As mentioned a couple of times already, forgiveness for abuse is an ongoing process. It doesn't get 'all better' the moment you choose to forgive - it takes TIME and it takes choosing forgiveness regularly. I have found that over the years, I have to forgive my abusers less often, I feel less of that rage, anger, hurt, etc. I am a happier person because I chose to forgive - the forgiveness made my healing much deeper. I don't think I'd have the healing I have today if I hadn't made the choice to forgive. The forgiveness is about my healing - not about the other person not doing anything wrong. They sure did - but I'd rather God handle that revenge. I have my own life and future to look forward to - and I don't want to be a bitter woman doing it (unforgiveness turns into bitterness). I hope this helps give you a better understanding - at least my view on forgiveness.
I, too, was not allowed to be angry, therefore, when I felt that anger and rage, I did not know how to deal with it appropriately and in a healthy way. Anger is not wrong. God gets angry at times - angry with sin - and we are made in His image! He gave us those emotions for a reason. It took me a while to learn and understand that it is ok to be angry - it is what I do with that anger that matters. I cannot hurt other people or myself. I give it over to God. I tell Him I am angry - He can take it. But I also need to let it go when it is time - not hang onto it. I think that is what Jesus meant whenever He talked about anger - to not stay angry - to let it go in due time.

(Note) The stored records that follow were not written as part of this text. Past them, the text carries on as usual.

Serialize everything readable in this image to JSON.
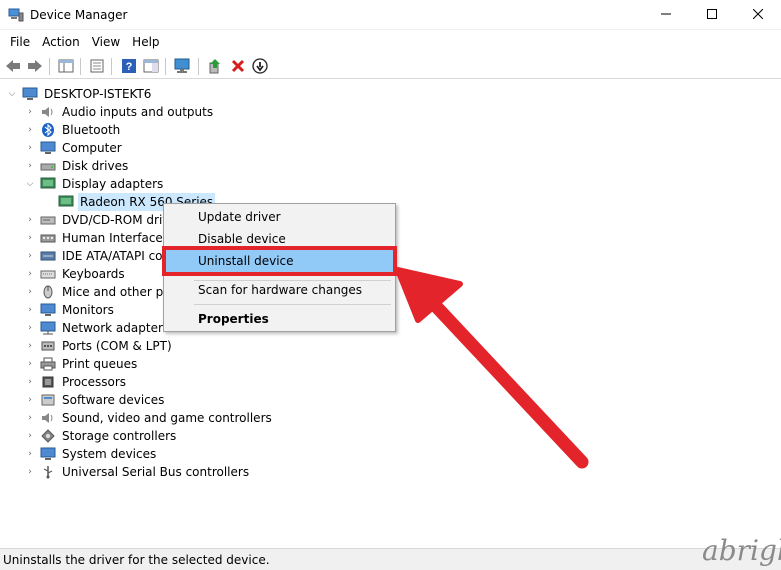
{
  "window": {
    "title": "Device Manager",
    "app_icon": "device-manager-icon",
    "controls": {
      "minimize": "minimize-icon",
      "maximize": "maximize-icon",
      "close": "close-icon"
    }
  },
  "menubar": {
    "items": [
      {
        "label": "File"
      },
      {
        "label": "Action"
      },
      {
        "label": "View"
      },
      {
        "label": "Help"
      }
    ]
  },
  "toolbar": {
    "icons": [
      "back-icon",
      "forward-icon",
      "show-hide-tree-icon",
      "properties-icon",
      "help-icon",
      "action-pane-icon",
      "scan-hardware-icon",
      "update-driver-icon",
      "uninstall-icon",
      "disable-icon"
    ]
  },
  "tree": {
    "root": "DESKTOP-ISTEKT6",
    "items": [
      {
        "label": "Audio inputs and outputs",
        "icon": "speaker-icon"
      },
      {
        "label": "Bluetooth",
        "icon": "bluetooth-icon"
      },
      {
        "label": "Computer",
        "icon": "computer-icon"
      },
      {
        "label": "Disk drives",
        "icon": "disk-drive-icon"
      },
      {
        "label": "Display adapters",
        "icon": "display-adapter-icon",
        "expanded": true
      },
      {
        "label": "Radeon RX 560 Series",
        "icon": "display-adapter-icon",
        "child": true,
        "selected": true
      },
      {
        "label": "DVD/CD-ROM driv",
        "icon": "dvd-icon"
      },
      {
        "label": "Human Interface D",
        "icon": "hid-icon"
      },
      {
        "label": "IDE ATA/ATAPI con",
        "icon": "ide-controller-icon"
      },
      {
        "label": "Keyboards",
        "icon": "keyboard-icon"
      },
      {
        "label": "Mice and other poi",
        "icon": "mouse-icon"
      },
      {
        "label": "Monitors",
        "icon": "monitor-icon"
      },
      {
        "label": "Network adapters",
        "icon": "network-adapter-icon"
      },
      {
        "label": "Ports (COM & LPT)",
        "icon": "port-icon"
      },
      {
        "label": "Print queues",
        "icon": "printer-icon"
      },
      {
        "label": "Processors",
        "icon": "processor-icon"
      },
      {
        "label": "Software devices",
        "icon": "software-device-icon"
      },
      {
        "label": "Sound, video and game controllers",
        "icon": "sound-icon"
      },
      {
        "label": "Storage controllers",
        "icon": "storage-controller-icon"
      },
      {
        "label": "System devices",
        "icon": "system-device-icon"
      },
      {
        "label": "Universal Serial Bus controllers",
        "icon": "usb-icon"
      }
    ]
  },
  "context_menu": {
    "items": [
      {
        "label": "Update driver"
      },
      {
        "label": "Disable device"
      },
      {
        "label": "Uninstall device",
        "highlighted": true
      },
      {
        "label": "Scan for hardware changes"
      },
      {
        "label": "Properties",
        "bold": true
      }
    ]
  },
  "statusbar": {
    "text": "Uninstalls the driver for the selected device."
  },
  "watermark": {
    "text": "abrigh"
  },
  "colors": {
    "highlight": "#91c9f7",
    "annotation_red": "#e3242b",
    "selection": "#cce8ff"
  }
}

I am sorry that your mom didn't stand up and protect you. I am a mother of 3 children and I can't imagine not protecting them. Sometimes people are like that b/c of abuse in their own past. There is so much that has happened to our parents that we don't know about. It doesn't excuse your mom for not being there for you when you needed her. But it might help you to move on.

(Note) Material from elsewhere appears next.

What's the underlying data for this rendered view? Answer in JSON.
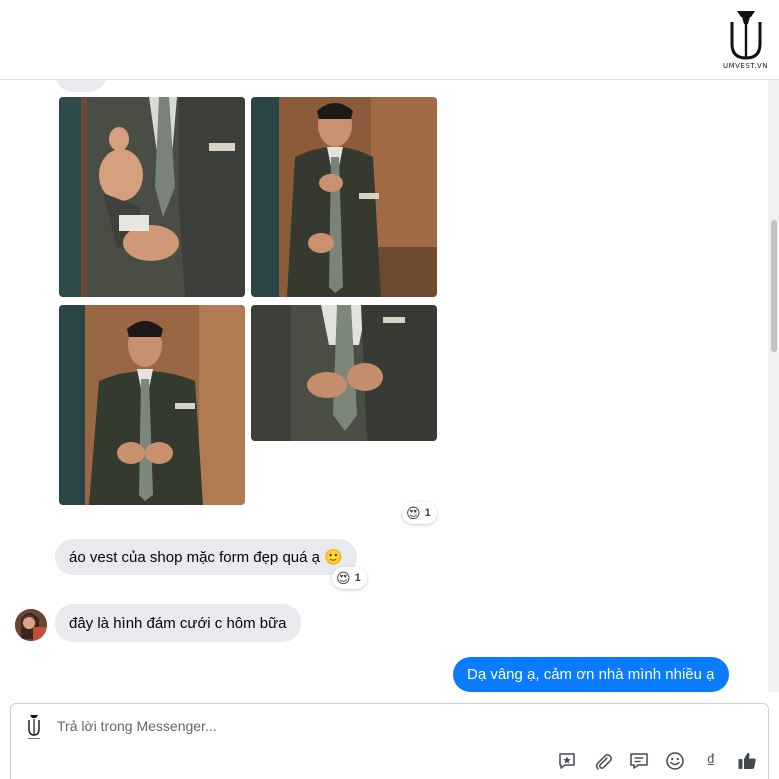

Jesus' death on the cross covers all sins - even not forgiving. If it didn't, then what He did would've been in vain. His death covers it all and He loves you so much. He doesn't want you to not come to Him because you are having a struggle with the idea of forgiveness. He just wants you to come to Him anyway. I hope that you will read the New Testament again, but with a different goal - to find what Jesus says about YOU - how much He loves you and wants to be with you. Pray that He will help you to open your heart to His love. To begin healing. Start there - don't get caught up on the issue of forgiveness - it is important for healing, but it can also hinder healing if it is focused on too much.